茗渓予備校通信KIRI
2013年10月号
授業は英語で行うことを基本とする
今年から導入された「新教育課程」の第3款には、このように記載されています。実態はどうでしょう。私どもの予備校に通ってこられる高校生に聞いても、ほとんど英語で指導がなされているとは思えません。私の知りえる範囲でも、音声やアクティビティを重視する指導と日本語を用いて精読させる指導のはざまでいろいろ苦労されている様子がうかがえます。
そもそも英語で英語の授業のできる先生が、この日本でどの程度おられるのでしょうか。ハワイ大学教授の吉原真里さん(アメリカ=アジア関係史など)は「50人いるかどうかも疑問である」と言っています。これは教える側の能力の問題ですが、一方で、学ぶ側の問題として高度な論理思考が疎かになるという学者もいます。菅原東大教授は大学の授業でさえ英語で知的レベルの高い内容の授業を展開することは無理だと言っています。
でも、否応なくグローバライゼーションの波は極東の地まで情け容赦なく押し寄せています。一部の日本人は、英語など外国語で自在に渡りあえるコミュニケーション能力を身につける必要があります。学問の世界(特にハードアカデミズムの世界)では言うに及ばず、経済界でも政治の世界でも、そうした一部のエリートは必要でしょう。西ヨーロッパに半世紀近く生活している私の知人は、ひとつ一つの西洋語をネーティブ並みに習得してきた体験を踏まえ、外国語が自在に使えるということは、「新たな音韻体系、韻律体系、語彙体系、文法体系に加えて当該言語での思考方法とコミュニケーション能力を獲得することです。既得言語との往復翻訳を排除するのですから、新しい言語人格がそこでめばえます。しかし、既存の言語人格との統合失調は起こりえません。」と書いています。津田梅子女史のように日本語が不確かになることはないようです。「多重言語者になり損ねる人たち」の仲間入りをしている私などには、とてもまねのできない芸当です。しかし、英語を教える教師ならば、この域を目指すのがプロとして(飯の種としている職人として)当然だろうと自戒しています。

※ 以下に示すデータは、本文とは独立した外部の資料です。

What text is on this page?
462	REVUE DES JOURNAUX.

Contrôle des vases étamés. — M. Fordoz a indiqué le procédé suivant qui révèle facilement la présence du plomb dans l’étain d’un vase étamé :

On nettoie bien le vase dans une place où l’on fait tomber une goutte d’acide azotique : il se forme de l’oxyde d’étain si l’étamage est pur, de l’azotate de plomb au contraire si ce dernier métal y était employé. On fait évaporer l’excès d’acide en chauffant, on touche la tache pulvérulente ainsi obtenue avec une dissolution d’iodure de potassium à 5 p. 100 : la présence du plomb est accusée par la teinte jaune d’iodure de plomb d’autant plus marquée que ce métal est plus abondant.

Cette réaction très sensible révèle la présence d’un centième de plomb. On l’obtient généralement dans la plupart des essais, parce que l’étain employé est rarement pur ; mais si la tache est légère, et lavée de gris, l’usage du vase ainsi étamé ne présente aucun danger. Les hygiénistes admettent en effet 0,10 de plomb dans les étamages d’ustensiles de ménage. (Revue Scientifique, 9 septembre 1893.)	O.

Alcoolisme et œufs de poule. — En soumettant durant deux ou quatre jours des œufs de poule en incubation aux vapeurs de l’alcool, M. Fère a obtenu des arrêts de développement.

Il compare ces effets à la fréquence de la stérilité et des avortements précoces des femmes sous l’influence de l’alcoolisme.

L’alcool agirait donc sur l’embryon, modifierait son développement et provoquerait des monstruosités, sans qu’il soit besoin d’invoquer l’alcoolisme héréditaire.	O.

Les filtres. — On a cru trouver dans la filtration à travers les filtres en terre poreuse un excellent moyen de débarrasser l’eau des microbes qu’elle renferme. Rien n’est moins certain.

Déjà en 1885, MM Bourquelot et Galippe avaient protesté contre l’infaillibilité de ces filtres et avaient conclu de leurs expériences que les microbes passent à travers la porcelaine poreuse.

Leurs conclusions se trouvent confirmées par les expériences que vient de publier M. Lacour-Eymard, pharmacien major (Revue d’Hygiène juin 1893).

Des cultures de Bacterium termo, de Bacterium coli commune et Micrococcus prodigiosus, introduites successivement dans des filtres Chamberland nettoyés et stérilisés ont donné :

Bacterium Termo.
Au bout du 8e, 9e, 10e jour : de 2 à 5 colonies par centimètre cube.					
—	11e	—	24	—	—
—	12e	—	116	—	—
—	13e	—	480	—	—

さは然りながら、世の英語教師はそれでも課題に立ち向かわなければなりません。生徒は待ってはくれません。同時通訳の草分け的存在である國弘正雄氏は、英語上達の道は「只管朗読」(道元禅師の只管打座のようにひたすら朗読に努める)あるのみ、英作文は「英借文」(基本文を当てはめる)で結構、と言われています。プロの同時通訳の人たちも、これに類したことをやっているようですから、「なり損ね」の英語教師にも道=方法はあると考えましょう。生徒たちが、どんどん私たちを追い抜いて行ってくれることを願いながら。